Home contents insurance (Hausratversicherung)
While buildings insurance covers the fixed aspects of your house like the walls, roof, doors, fitted kitchens and bathrooms, home contents insurance covers all moveable items in your home, including carpets, furniture, clothing, electricals, valuable items like jewellery and even pets - the items you take with you when you are moving.
What is covered by home content insurance in Germany?
Home content insurance covers damage to your belongings caused by:
- Water damage
- Burglary / theft
If your belongings are damaged or lost, you can make a claim and your insurance will pay out the cost of replacing the item. It doesn’t matter what you paid for the item originally, the claim will be enough to purchase an equivalent item at today’s prices. Your insurer might also pay out the cost of repairing the item.
What is excluded from contents insurance?
Home contents insurance doesn’t cover your belongings for deliberate damage or wear and tear.
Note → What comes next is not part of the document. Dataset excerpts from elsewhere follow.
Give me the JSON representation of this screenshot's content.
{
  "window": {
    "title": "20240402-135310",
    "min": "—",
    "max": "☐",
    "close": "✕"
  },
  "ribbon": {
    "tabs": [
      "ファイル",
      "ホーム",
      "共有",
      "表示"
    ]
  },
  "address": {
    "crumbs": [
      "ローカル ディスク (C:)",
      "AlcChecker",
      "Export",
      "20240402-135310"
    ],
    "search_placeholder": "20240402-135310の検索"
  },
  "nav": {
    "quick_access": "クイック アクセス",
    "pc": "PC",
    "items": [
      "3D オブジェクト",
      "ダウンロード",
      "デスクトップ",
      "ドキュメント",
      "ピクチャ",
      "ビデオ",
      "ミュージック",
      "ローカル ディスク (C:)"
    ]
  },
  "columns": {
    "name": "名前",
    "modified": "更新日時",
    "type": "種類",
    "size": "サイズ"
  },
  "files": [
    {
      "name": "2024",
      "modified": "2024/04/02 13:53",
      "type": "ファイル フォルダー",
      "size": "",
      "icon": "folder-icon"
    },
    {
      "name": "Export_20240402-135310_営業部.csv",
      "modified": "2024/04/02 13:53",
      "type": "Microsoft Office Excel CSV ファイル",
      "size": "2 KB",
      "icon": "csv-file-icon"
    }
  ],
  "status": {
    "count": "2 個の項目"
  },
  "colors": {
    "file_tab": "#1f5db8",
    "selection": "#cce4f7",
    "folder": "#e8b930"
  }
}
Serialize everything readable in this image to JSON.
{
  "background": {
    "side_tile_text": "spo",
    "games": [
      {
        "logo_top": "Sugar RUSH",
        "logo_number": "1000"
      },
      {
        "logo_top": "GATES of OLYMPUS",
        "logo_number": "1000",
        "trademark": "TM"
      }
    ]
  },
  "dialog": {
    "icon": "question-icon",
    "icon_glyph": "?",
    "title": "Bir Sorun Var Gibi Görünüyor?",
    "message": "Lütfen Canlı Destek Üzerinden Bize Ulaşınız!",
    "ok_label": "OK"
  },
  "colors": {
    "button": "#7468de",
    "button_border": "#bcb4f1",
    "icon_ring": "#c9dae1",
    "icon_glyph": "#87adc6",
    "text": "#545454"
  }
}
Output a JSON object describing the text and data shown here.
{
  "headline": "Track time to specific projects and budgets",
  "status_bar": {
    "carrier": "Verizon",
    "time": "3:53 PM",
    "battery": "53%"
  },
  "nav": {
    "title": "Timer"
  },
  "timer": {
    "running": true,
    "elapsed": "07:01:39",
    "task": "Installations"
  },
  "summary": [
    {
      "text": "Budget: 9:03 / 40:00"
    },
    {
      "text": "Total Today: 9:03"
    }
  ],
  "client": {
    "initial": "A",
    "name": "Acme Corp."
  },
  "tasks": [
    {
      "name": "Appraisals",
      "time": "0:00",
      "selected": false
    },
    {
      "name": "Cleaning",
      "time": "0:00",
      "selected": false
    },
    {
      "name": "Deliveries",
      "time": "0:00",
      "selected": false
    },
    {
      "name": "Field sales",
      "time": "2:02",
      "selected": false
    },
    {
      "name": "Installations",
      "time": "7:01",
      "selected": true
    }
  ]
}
It also does not apply in the following circumstances:
- Accidental damage caused by guests or pets
- Damage or loss outside the home
It is sometimes possible to purchase this kind of cover as an add-on to your policy. For instance, you can take out contents insurance that also includes your bicycle, items stored outside, or rented equipment. You can also include costs like cleaning or changing the locks in the event of a break-in.
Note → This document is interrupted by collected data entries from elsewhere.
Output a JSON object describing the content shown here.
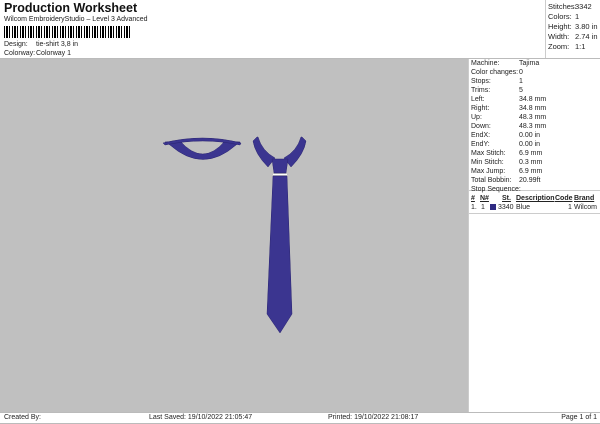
{
  "header": {
    "title": "Production Worksheet",
    "subtitle": "Wilcom EmbroideryStudio – Level 3 Advanced",
    "design_label": "Design:",
    "design_value": "tie-shirt 3,8 in",
    "colorway_label": "Colorway:",
    "colorway_value": "Colorway 1"
  },
  "stats": [
    {
      "label": "Stitches:",
      "value": "3342"
    },
    {
      "label": "Colors:",
      "value": "1"
    },
    {
      "label": "Height:",
      "value": "3.80 in"
    },
    {
      "label": "Width:",
      "value": "2.74 in"
    },
    {
      "label": "Zoom:",
      "value": "1:1"
    }
  ],
  "details": [
    {
      "label": "Machine:",
      "value": "Tajima"
    },
    {
      "label": "Color changes:",
      "value": "0"
    },
    {
      "label": "Stops:",
      "value": "1"
    },
    {
      "label": "Trims:",
      "value": "5"
    },
    {
      "label": "Left:",
      "value": "34.8 mm"
    },
    {
      "label": "Right:",
      "value": "34.8 mm"
    },
    {
      "label": "Up:",
      "value": "48.3 mm"
    },
    {
      "label": "Down:",
      "value": "48.3 mm"
    },
    {
      "label": "EndX:",
      "value": "0.00 in"
    },
    {
      "label": "EndY:",
      "value": "0.00 in"
    },
    {
      "label": "Max Stitch:",
      "value": "6.9 mm"
    },
    {
      "label": "Min Stitch:",
      "value": "0.3 mm"
    },
    {
      "label": "Max Jump:",
      "value": "6.9 mm"
    },
    {
      "label": "Total Bobbin:",
      "value": "20.99ft"
    }
  ],
  "stop_sequence": {
    "title": "Stop Sequence:",
    "headers": [
      "#",
      "N#",
      "St.",
      "Description",
      "Code",
      "Brand"
    ],
    "rows": [
      {
        "num": "1.",
        "n": "1",
        "st": "3340",
        "description": "Blue",
        "code": "1",
        "brand": "Wilcom",
        "color": "#2e2a82"
      }
    ]
  },
  "footer": {
    "created_by": "Created By:",
    "last_saved": "Last Saved: 19/10/2022 21:05:47",
    "printed": "Printed: 19/10/2022 21:08:17",
    "page": "Page 1 of 1"
  },
  "thread_color": "#3b3590"
}
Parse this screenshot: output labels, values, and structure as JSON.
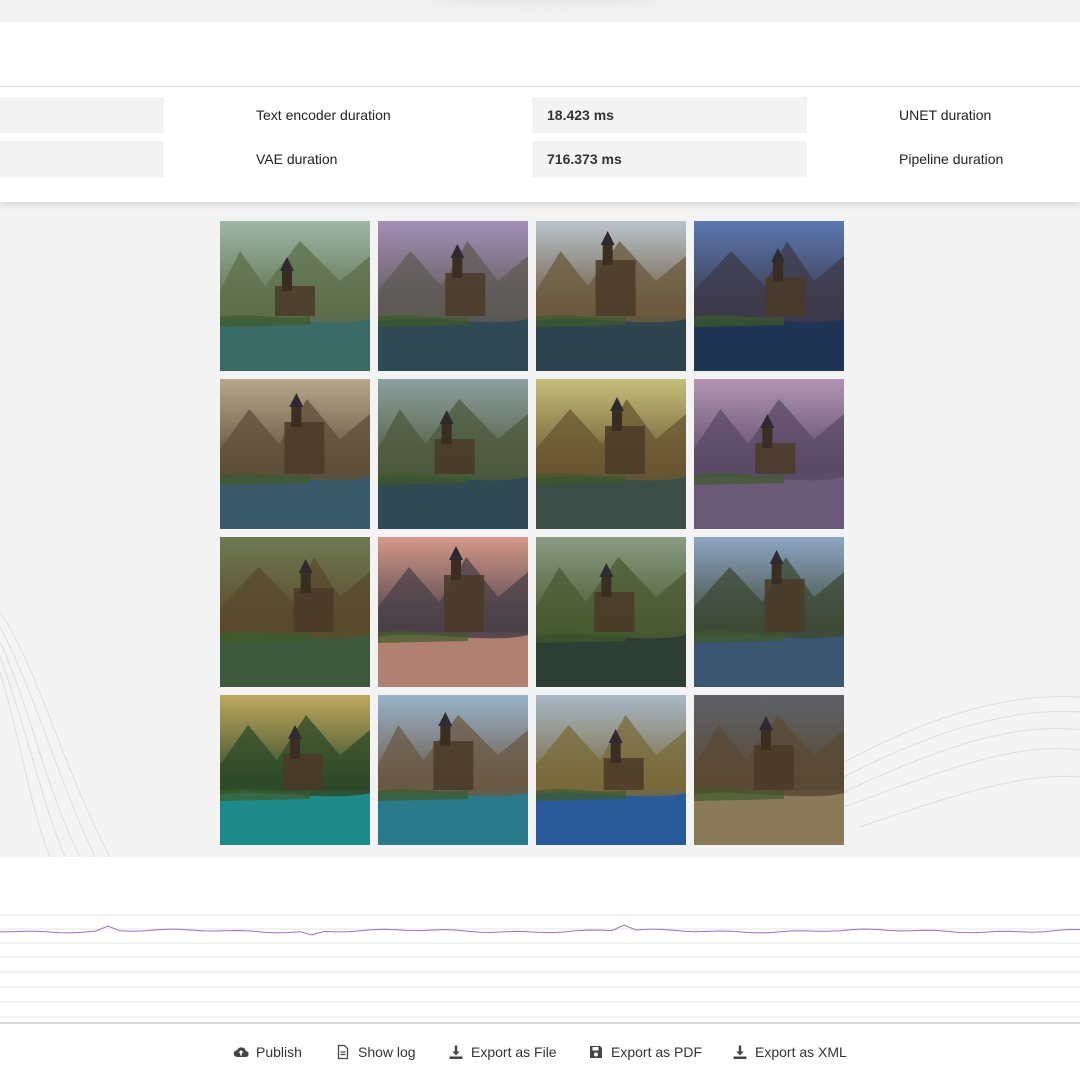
{
  "metrics": {
    "text_encoder_label": "Text encoder duration",
    "text_encoder_value": "18.423 ms",
    "unet_label": "UNET duration",
    "vae_label": "VAE duration",
    "vae_value": "716.373 ms",
    "pipeline_label": "Pipeline duration"
  },
  "gallery": {
    "images": [
      {
        "subject": "castle-lake-image",
        "sky": "#9fb7a8",
        "mid": "#5d6f4a",
        "water": "#3b6b66"
      },
      {
        "subject": "castle-lake-image",
        "sky": "#a48fb8",
        "mid": "#5e5a55",
        "water": "#2f4a55"
      },
      {
        "subject": "castle-lake-image",
        "sky": "#b9c4cc",
        "mid": "#6b5a3e",
        "water": "#2e4550"
      },
      {
        "subject": "castle-lake-image",
        "sky": "#5a78b0",
        "mid": "#3d3a4a",
        "water": "#1f3555"
      },
      {
        "subject": "castle-lake-image",
        "sky": "#b6a78e",
        "mid": "#5d4f38",
        "water": "#3a5a6a"
      },
      {
        "subject": "castle-lake-image",
        "sky": "#8fa0a0",
        "mid": "#4c5a3c",
        "water": "#2f4a52"
      },
      {
        "subject": "castle-lake-image",
        "sky": "#c6c07a",
        "mid": "#6a5632",
        "water": "#3c4c46"
      },
      {
        "subject": "castle-lake-image",
        "sky": "#b494b4",
        "mid": "#5a4a66",
        "water": "#6a5a78"
      },
      {
        "subject": "castle-lake-image",
        "sky": "#6e7a52",
        "mid": "#5a4a2c",
        "water": "#3e5a3e"
      },
      {
        "subject": "castle-lake-image",
        "sky": "#d49a8a",
        "mid": "#4a4048",
        "water": "#b08070"
      },
      {
        "subject": "castle-lake-image",
        "sky": "#8a9c82",
        "mid": "#4a5a32",
        "water": "#2e3e34"
      },
      {
        "subject": "castle-lake-image",
        "sky": "#8ea6c6",
        "mid": "#3e4a36",
        "water": "#3a5670"
      },
      {
        "subject": "castle-lake-image",
        "sky": "#c0a860",
        "mid": "#2e4a28",
        "water": "#1e8a8a"
      },
      {
        "subject": "castle-lake-image",
        "sky": "#9ab4cc",
        "mid": "#6a5a44",
        "water": "#2a7a8a"
      },
      {
        "subject": "castle-lake-image",
        "sky": "#a8b8c8",
        "mid": "#7a6a3a",
        "water": "#2a5a9a"
      },
      {
        "subject": "castle-lake-image",
        "sky": "#5e6068",
        "mid": "#5a4a34",
        "water": "#8a7a5a"
      }
    ]
  },
  "chart": {
    "line_color": "#9b6fc4",
    "gridline_color": "#e6e6e6"
  },
  "footer": {
    "publish_label": "Publish",
    "show_log_label": "Show log",
    "export_file_label": "Export as File",
    "export_pdf_label": "Export as PDF",
    "export_xml_label": "Export as XML"
  },
  "colors": {
    "panel_bg": "#ffffff",
    "page_bg": "#f3f3f3",
    "metric_box": "#f3f3f3"
  }
}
Contents insurance policies usually come with a maximum limit for cover, which can be adjusted according to the value of your possessions. For instance, if you own a very expensive bicycle or precious jewellery, you should ensure that your policy is sufficient to cover all your valuables.
Contents used for business or professional purposes will need a different kind of policy, covered by business insurance. Your vehicle is not covered by contents insurance, either; you need car insurance for that.
Cost of home contents insurance
The cost of home content insurance is calculated based on a number of factors, including:
- The value of your property and belongings
- The area where you live
- Security measures in your home like alarm systems
- Your claims history
- The level of coverage you need
Basic policies start at as little as 2 euros per month, but beware that some might include a large deductible, meaning that if you make a claim you pay the first portion of the costs yourself, up to a predetermined limit.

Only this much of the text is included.